Ce que j’appelle retour lavabo, c’est le processus suivant. Un soir, je ramène à la maison un ami trop imbibé pour rentrer seul chez lui. Je prépare rapidement son lit. Puis je me rends compte qu’il a disparu. Je le retrouve vautré sur (ou plutôt dans) le lavabo de la cuisine. Apitoyé, je lui dis « viens, je t’amène dans la salle de bain, ce sera mieux, quand même ». Mais lui, sans bouger d’un pouce, voix trainante et râpeuse : « non… je suis bien, là… » Petit détail, il a la cinquantaine bien trempée (c’est le cas de le dire). Peut-être que le retour lavabo aide à faire revivre ses jeunes années.

Sinon, il y a aussi le fait de s’endormir dans le bus de nuit, et de se réveiller dans une banlieue absolument inconnue. Alors, on panique pendant quelques minutes – grand moment de solitude. Pour un gay, plus on est loin du centre, plus on panique. On a pratiquement l’impression (affreuse) d’être hors d’atteinte d’une antenne de téléphone portable. Si on a encore son téléphone portable.

Il y a aussi les anecdotes qui prennent toute leur saveur le lendemain. Par exemple, prendre le métro avec des potes de beuverie, pour rentrer de soirée (le premier métro) ou pour sortir ailleurs (le dernier métro) ; au premier tournant un peu brusque de la rame de métro, s’éclater par terre. Etre mort de rire (et les potes aussi). Le lendemain, avoir très mal, et des hématomes inesthétiques à des endroits inavouables.

Plus classiquement, un matin, ne pas se souvenir du tout, mais alors pas du tout, de comment on est rentré la veille. Croiser dans l’escalier les regards de ses voisins et y lire des envies de meurtre.

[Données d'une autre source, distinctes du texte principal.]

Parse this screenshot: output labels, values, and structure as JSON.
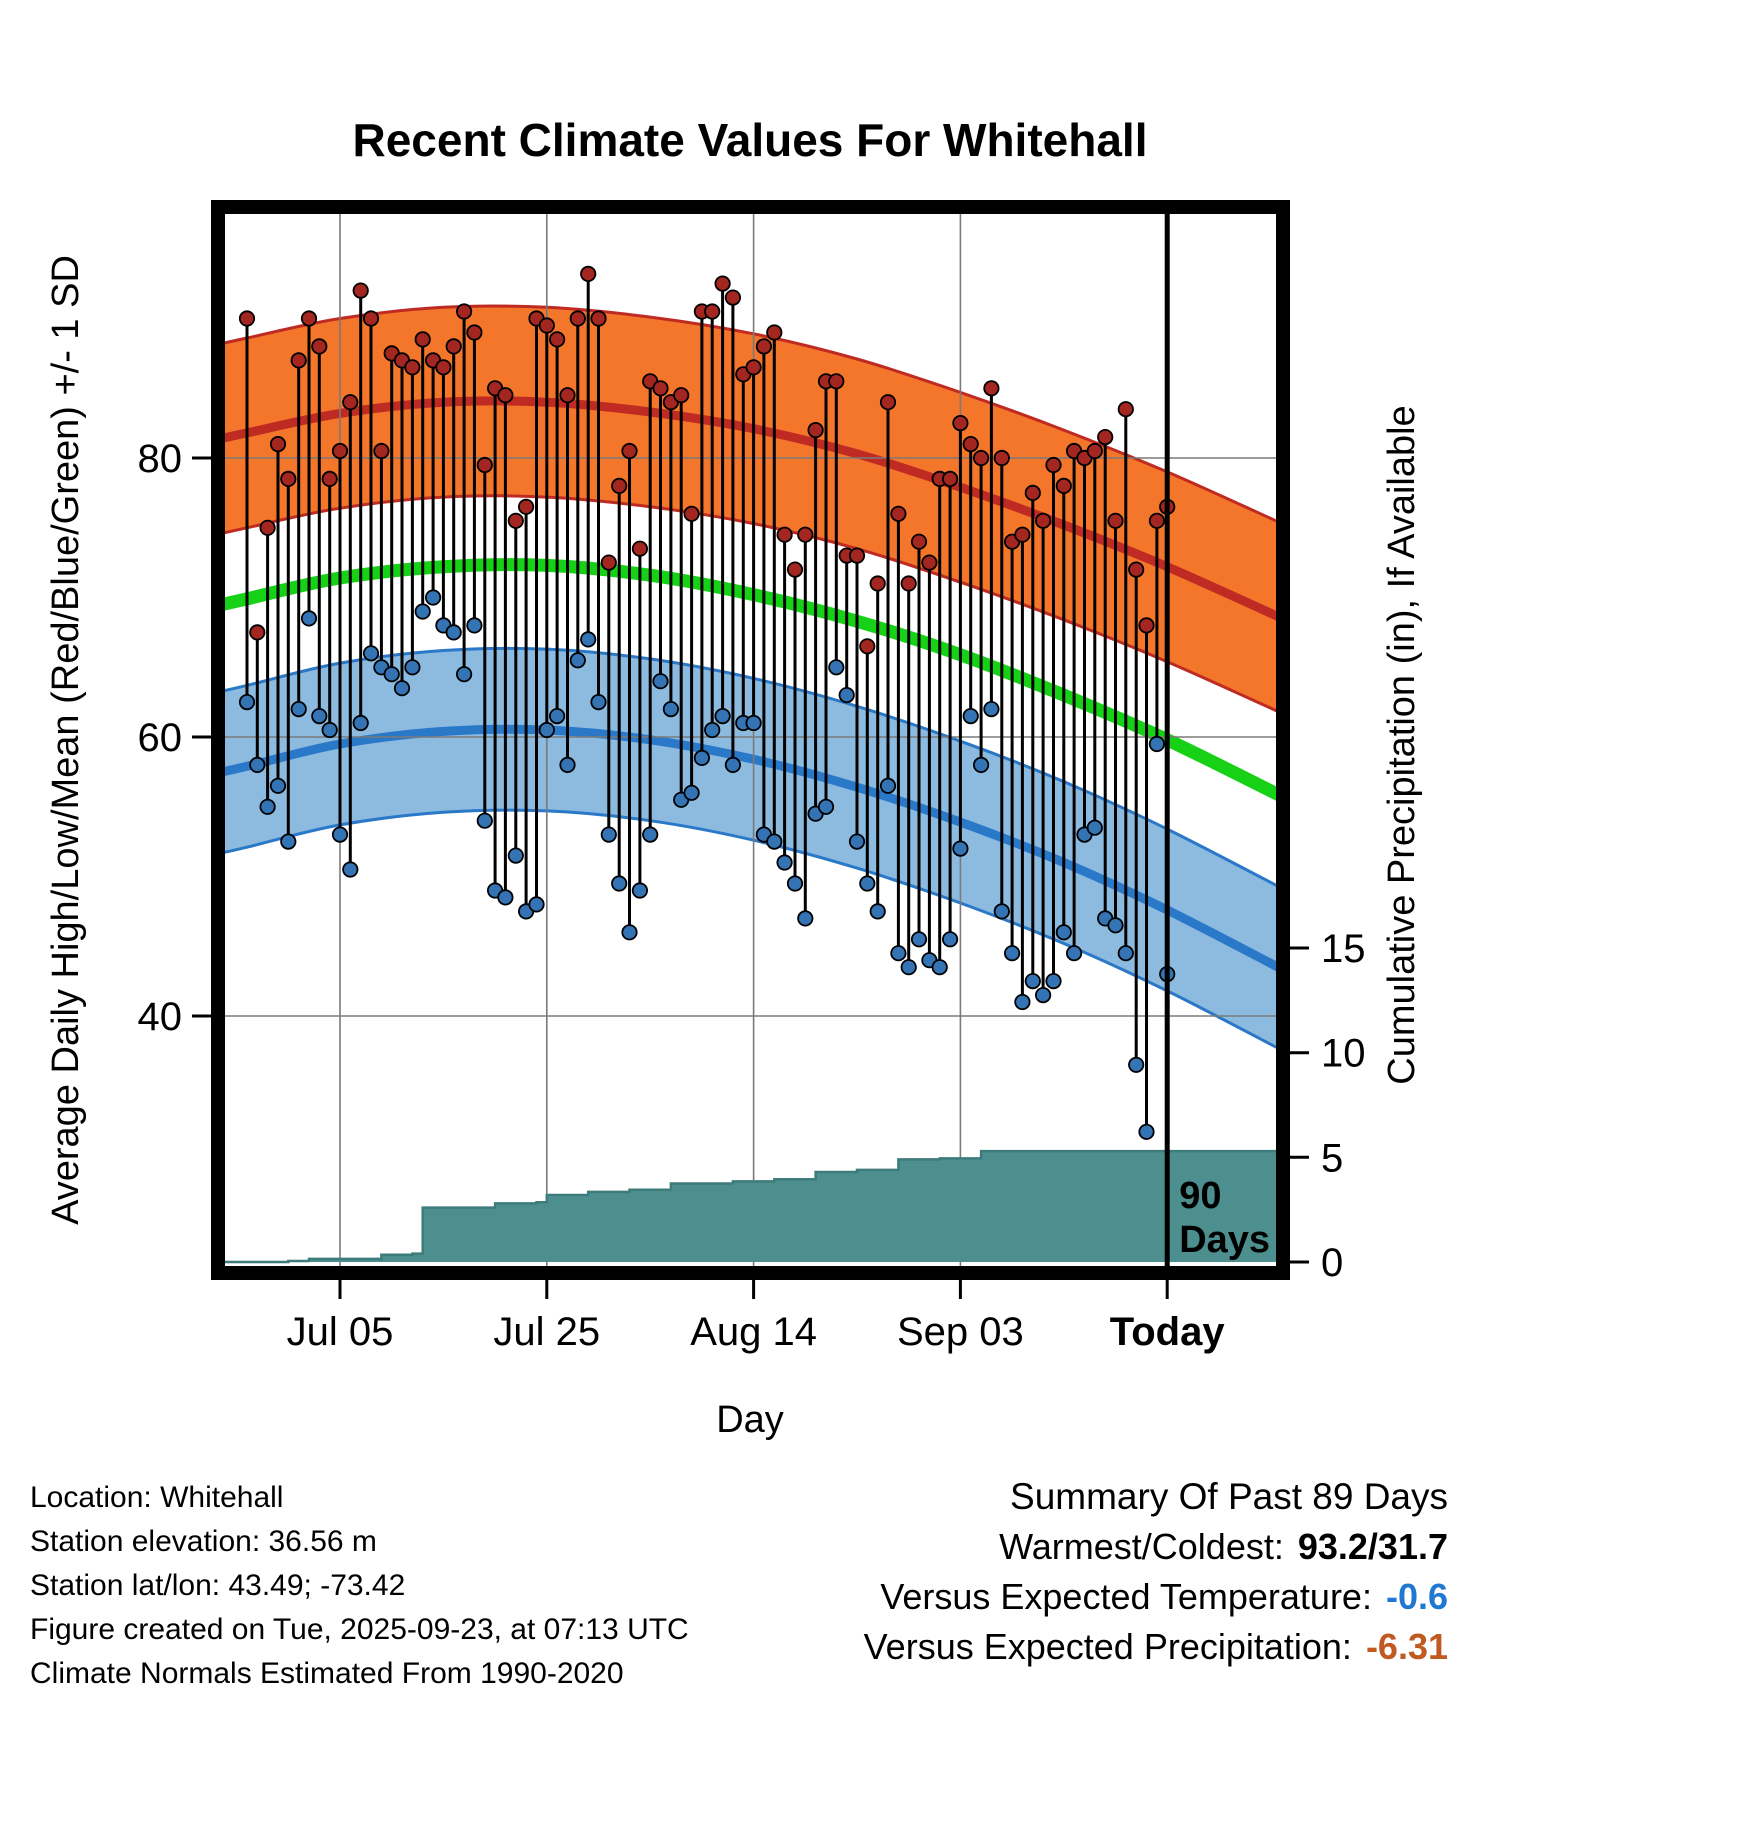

Essayer désespérément de se rappeler comment on faisait, quand on était jeune, pour disparaître lors des moments de grand embarras.

Se réveiller un matin dans sa chambre et trouver que ça empeste. Une odeur vraiment pestilentielle, d’alcool, de sueur, de fatigue, de tabac, de fringues humides. Mettre trois bonnes minutes à se rendre compte que l’odeur, c’est soi-même. Espérer fortement, très fortement, que le bruit qui provient de la douche témoigne de la présence d’un ami, bonne âme, et non d’un inconnu pêché on ne se rappelle plus où. Savoir au fond de soi que cette espérance est vaine.

Découvrir sur Facebook des photos de la soirée de la veille. Tiens, je suis allé là. Tiens, je ne me souviens plus de m’être mis torse nu. Ah, mais là, qui est ce garçon qui me tient par la taille ? Ah, et là, celui qui me… Ah, tiens, ma mère a liké.

C’est comme je le disais au début : une source inépuisable d’enrichissement moral.